Both stood silent for a while, their eyes fixed on what they saw indistinctly going on upon yonder island. The moon stood high in the heavens and shone upon the wide sea that was just beginning, as the tide rose, to wash with its waters over the glistening flats of clay. Only the low murmur of the water, not the sound of a single animal was heard here in the vast open; on the marshes behind the dike, too, all was deserted, and cows and oxen were still in their stalls. Nothing stirred; only the thing that they took for a horse--a white horse--seemed to be moving on Jevers Island. "It is growing lighter," the hired man broke into the silence; "I can see the white sheeps' skeletons shimmer distinctly!"

"I too," said the boy and stretched his neck; but then, as if it came over him suddenly, he pulled the man by the sleeve. "Iven," he gasped, "the horse skeleton, that used to lie there too--where is that? I can't see it!"

"I don't see it either. Strange!" said the man.

"Not so strange, Iven! Sometimes, I don't know in what nights, the bones are supposed to rise and act as if they were alive!"

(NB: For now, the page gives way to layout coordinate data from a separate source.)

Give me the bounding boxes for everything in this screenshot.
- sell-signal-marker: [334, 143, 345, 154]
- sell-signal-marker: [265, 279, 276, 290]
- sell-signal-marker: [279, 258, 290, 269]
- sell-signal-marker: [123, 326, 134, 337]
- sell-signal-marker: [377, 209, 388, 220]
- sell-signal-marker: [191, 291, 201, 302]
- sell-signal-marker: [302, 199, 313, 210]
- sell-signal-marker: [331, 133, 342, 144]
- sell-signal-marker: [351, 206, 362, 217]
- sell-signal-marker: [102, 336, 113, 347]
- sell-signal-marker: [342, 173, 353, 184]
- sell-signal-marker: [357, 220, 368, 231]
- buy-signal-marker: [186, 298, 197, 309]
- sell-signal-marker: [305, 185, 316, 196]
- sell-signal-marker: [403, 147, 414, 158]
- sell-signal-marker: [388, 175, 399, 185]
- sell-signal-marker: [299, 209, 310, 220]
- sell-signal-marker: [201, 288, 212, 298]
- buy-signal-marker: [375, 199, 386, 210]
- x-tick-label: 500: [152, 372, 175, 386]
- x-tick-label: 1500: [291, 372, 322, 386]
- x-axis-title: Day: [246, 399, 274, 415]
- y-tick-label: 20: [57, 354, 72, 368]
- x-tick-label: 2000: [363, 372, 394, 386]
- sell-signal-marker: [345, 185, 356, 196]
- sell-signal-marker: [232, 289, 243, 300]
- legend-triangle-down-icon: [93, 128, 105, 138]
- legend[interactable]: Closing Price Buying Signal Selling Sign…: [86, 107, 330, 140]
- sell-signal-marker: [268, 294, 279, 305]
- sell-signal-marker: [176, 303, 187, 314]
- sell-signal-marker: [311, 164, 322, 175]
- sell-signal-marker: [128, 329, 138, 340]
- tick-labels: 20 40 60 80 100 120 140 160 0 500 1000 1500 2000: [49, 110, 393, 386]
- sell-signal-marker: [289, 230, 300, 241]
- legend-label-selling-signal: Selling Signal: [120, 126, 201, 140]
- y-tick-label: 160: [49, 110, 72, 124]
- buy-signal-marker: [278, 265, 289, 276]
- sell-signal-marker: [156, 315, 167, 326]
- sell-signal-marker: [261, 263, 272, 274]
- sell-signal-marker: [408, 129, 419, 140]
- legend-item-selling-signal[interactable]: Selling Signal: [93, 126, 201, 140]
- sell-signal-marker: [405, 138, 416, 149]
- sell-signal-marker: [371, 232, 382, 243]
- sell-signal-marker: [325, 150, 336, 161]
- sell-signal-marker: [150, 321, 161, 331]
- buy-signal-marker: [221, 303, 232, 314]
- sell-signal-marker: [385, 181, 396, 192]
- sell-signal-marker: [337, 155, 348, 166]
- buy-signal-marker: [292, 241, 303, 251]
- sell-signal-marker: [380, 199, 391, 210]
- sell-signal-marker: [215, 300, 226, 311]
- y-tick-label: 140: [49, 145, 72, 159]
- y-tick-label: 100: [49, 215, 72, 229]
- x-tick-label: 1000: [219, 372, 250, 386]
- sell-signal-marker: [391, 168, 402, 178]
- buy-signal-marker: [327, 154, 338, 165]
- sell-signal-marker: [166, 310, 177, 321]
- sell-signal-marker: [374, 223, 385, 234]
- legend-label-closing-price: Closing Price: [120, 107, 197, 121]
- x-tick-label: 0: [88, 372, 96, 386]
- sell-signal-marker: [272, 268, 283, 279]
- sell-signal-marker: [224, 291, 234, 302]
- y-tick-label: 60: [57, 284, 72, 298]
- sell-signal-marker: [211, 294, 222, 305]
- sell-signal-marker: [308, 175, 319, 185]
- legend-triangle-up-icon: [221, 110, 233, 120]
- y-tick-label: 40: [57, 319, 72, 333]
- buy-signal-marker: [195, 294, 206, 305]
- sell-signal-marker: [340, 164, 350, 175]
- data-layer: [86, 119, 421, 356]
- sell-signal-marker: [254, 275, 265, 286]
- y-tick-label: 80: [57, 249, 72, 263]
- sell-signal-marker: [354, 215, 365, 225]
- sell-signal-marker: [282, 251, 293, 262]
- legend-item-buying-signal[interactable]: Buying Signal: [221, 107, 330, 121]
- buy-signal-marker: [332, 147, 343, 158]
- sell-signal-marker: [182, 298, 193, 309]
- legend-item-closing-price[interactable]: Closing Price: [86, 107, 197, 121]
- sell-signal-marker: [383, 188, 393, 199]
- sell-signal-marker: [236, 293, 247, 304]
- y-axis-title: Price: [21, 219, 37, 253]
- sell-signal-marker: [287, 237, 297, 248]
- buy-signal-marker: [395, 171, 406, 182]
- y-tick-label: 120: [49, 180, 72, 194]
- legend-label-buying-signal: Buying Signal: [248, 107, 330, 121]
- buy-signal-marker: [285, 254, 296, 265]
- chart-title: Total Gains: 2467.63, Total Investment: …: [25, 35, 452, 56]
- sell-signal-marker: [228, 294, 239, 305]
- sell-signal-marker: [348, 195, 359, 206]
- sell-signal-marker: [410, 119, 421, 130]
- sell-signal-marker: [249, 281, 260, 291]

"Is that so?" said the man; "that's an old wives' story!"

"May be, Iven," said the boy.

"But I thought you were sent to get me. Come, we have to go home. It always stays the same, anyway."

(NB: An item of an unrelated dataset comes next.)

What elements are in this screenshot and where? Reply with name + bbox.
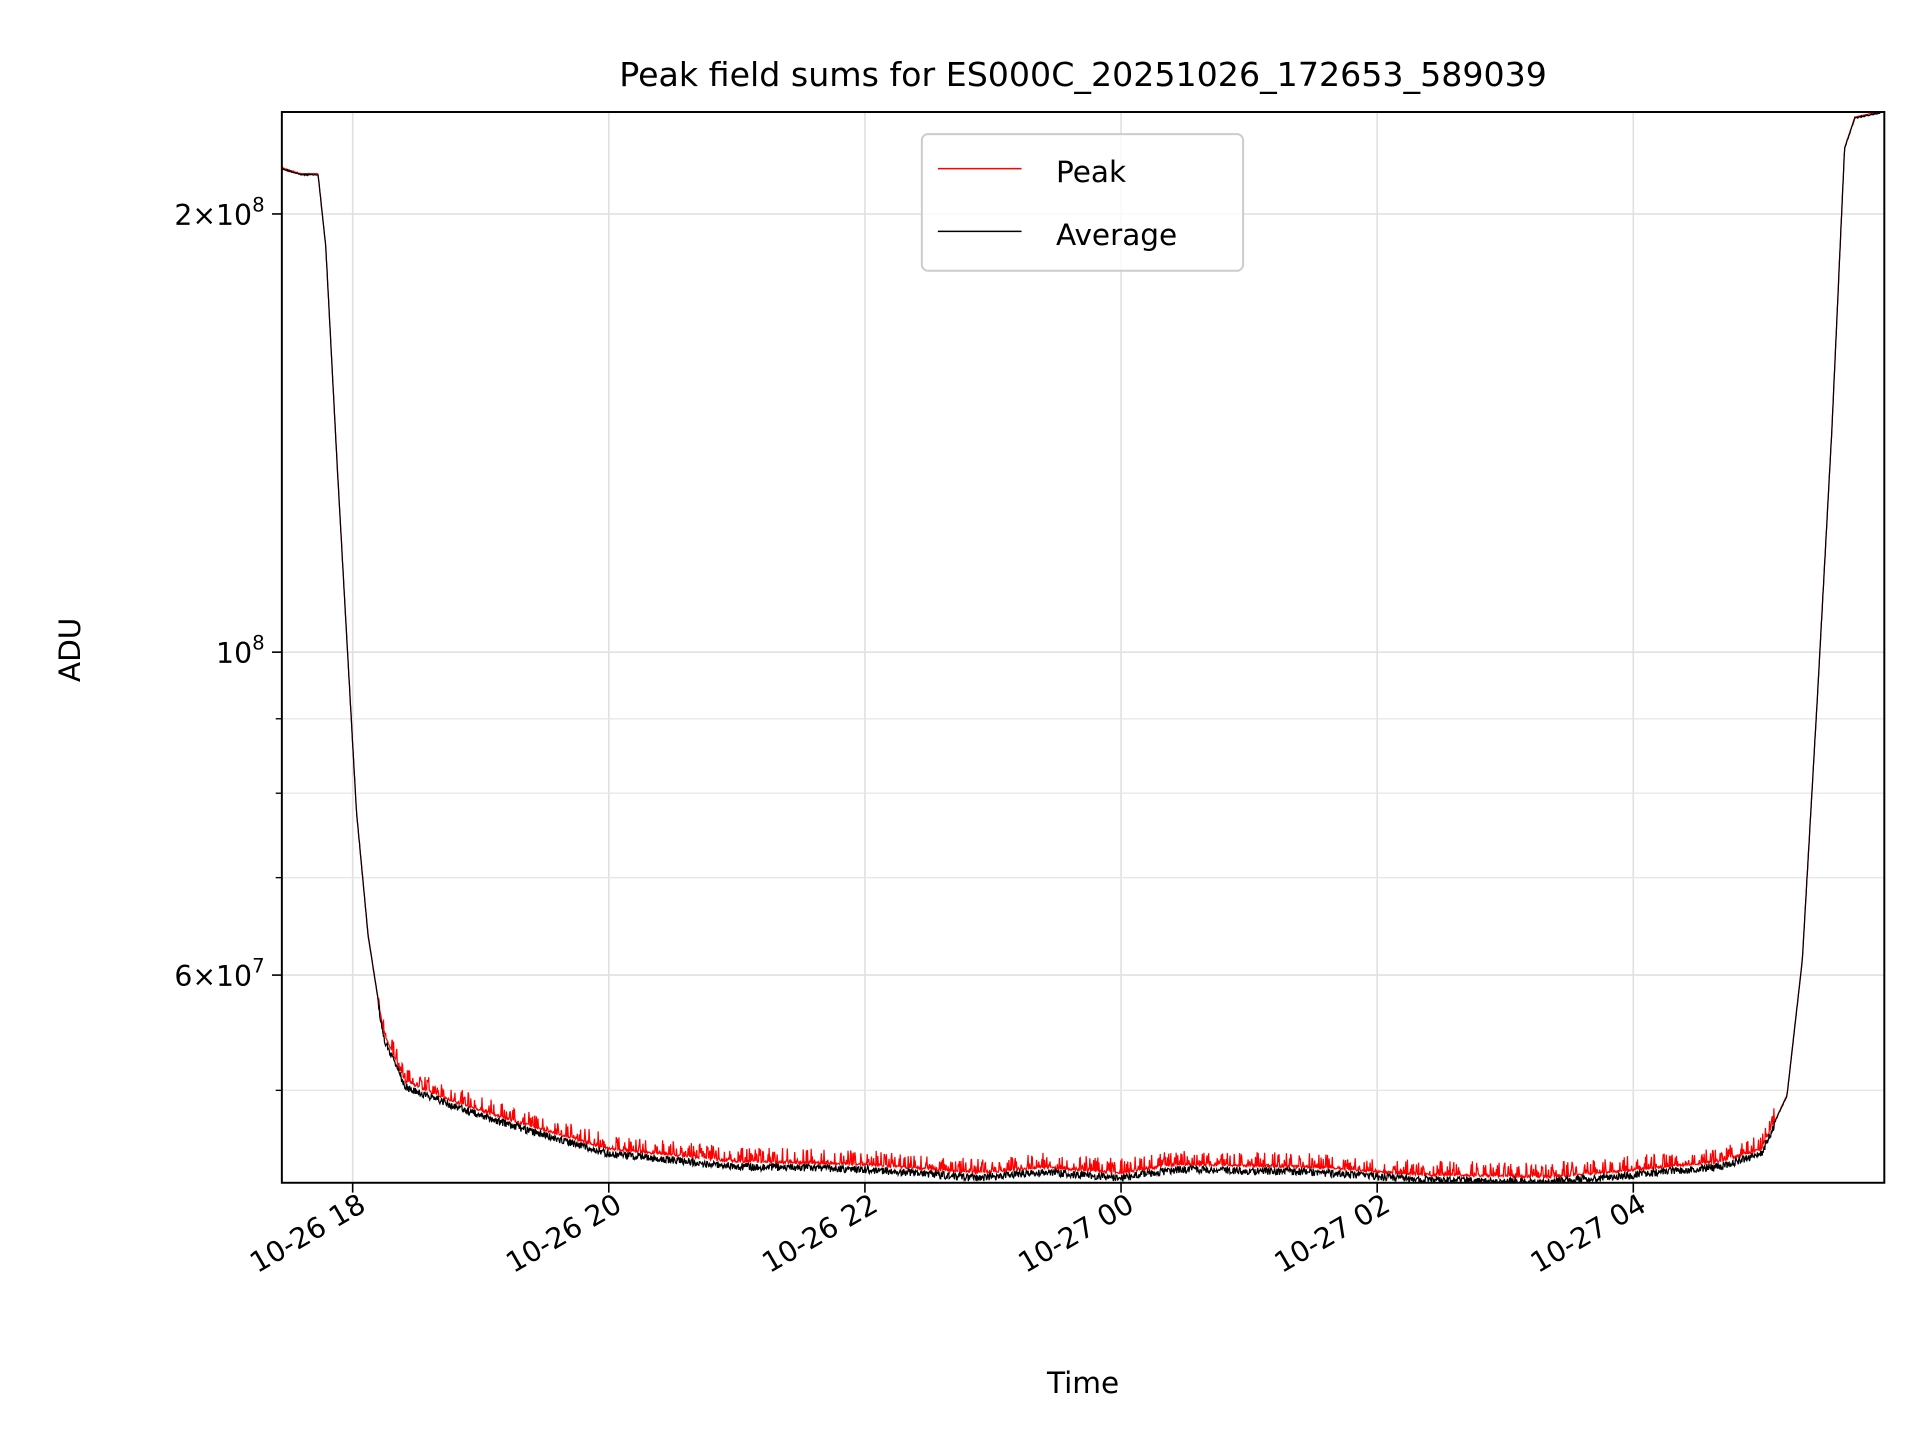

The man could not get the boy away until he had turned him round by force and pushed him on to the way. "Listen, Carsten," said the former, when the ghostly island lay a good way behind him, "you are supposed to be a good sport; I believe you would like to inspect these doings yourself."

"Yes," replied Carsten, still shuddering a little. "Yes, I'd like to do that, Iven."

"Do you really mean that? Then," said the man after he had given his hand to the boy emphatically, "we'll take our boat to-morrow evening; you row to Jeverssand; I'll stay on the dike in the meantime."